1. (a) Explain briefly why it is often useful to take a sample from a population.
   (b) Suggest a suitable sampling frame for a local council to use to survey attitudes towards a proposed new shopping centre.
2. A certain type of lettuce seed has a \(12 \%\) failure rate for germination. In a new sample of 25 genetically modified seeds, only 1 did not germinate.
   Clearly stating your hypotheses, test, at the \(1 \%\) significance level, whether the GM seeds are better.
3. A random variable \(X\) has a Poisson distribution with a mean, \(\lambda\), which is assumed to equal 5 .
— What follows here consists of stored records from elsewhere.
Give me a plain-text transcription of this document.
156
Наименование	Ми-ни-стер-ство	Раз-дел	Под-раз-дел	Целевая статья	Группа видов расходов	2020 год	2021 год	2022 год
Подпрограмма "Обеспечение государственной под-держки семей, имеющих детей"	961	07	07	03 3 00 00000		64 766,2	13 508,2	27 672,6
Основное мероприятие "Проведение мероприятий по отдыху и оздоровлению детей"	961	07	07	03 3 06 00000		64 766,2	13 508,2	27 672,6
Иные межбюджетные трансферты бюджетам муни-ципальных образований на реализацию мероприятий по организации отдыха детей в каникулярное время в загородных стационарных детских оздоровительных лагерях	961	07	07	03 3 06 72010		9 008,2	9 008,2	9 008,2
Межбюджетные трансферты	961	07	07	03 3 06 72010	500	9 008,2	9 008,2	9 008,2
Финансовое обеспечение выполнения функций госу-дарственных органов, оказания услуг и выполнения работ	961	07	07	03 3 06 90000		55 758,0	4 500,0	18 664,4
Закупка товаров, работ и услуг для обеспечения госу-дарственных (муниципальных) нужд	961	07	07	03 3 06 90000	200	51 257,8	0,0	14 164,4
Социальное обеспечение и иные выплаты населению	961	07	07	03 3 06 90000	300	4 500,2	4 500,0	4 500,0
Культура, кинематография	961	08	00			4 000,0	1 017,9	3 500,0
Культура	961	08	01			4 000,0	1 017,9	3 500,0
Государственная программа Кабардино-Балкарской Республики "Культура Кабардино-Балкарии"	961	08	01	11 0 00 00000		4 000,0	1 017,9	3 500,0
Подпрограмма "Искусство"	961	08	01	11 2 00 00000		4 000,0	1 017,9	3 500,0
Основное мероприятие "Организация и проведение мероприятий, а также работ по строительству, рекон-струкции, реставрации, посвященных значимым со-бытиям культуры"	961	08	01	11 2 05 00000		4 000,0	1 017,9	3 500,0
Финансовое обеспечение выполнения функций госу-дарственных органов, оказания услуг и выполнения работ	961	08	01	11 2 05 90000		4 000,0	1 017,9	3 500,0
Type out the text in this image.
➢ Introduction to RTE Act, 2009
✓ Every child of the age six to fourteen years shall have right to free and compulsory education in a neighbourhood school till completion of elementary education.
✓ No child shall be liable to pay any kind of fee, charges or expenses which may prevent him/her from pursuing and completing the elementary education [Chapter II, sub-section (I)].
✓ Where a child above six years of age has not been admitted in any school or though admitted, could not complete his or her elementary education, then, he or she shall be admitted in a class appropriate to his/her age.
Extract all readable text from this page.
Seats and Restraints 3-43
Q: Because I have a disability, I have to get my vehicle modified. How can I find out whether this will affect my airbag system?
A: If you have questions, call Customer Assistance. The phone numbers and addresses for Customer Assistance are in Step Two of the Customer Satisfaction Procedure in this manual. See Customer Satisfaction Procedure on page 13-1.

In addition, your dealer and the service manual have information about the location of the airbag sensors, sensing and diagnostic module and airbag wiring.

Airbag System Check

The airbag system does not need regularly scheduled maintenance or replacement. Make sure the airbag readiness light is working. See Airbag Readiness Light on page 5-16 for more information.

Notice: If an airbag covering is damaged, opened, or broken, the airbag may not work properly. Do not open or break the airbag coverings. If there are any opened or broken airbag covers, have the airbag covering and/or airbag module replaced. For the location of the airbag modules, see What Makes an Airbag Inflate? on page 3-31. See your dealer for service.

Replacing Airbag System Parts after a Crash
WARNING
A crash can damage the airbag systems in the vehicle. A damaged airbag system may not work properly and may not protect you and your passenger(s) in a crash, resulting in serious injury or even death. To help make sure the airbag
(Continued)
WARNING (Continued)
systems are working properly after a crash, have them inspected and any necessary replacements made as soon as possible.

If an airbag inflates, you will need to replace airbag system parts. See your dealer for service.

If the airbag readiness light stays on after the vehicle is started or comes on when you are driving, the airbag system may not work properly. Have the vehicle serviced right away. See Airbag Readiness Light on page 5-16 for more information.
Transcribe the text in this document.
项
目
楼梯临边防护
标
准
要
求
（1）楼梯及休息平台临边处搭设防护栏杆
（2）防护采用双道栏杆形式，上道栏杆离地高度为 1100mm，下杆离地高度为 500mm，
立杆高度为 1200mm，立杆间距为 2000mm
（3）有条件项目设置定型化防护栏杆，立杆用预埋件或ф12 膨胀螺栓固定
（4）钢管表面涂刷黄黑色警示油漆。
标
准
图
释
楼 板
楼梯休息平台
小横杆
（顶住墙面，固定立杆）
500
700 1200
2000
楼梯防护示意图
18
   (a) Find \(\mathrm { P } ( X = 0 )\).
   (b) In 100 measurements, the value 0 occurs three times. Find the highest significance level at which you should reject the original hypothesis in favour of \(\lambda < 5\).
4. The waiting time, in minutes, at a dentist is modelled by the continuous random variable \(T\) with probability density function

$$\begin{array} { l l } \mathrm { f } ( t ) = k ( 10 - t ) & 0 \leq t \leq 10
\mathrm { f } ( t ) = 0 & \text { otherwise. } \end{array}$$ (a) Sketch the graph of \(\mathrm { f } ( t )\) and find the value of \(k\).
(b) Find the mean value of \(T\).
(c) Find the 95th percentile of \(T\).
(d) State whether you consider this function to be a sensible model for \(T\) and suggest how it could be modified to provide a better model.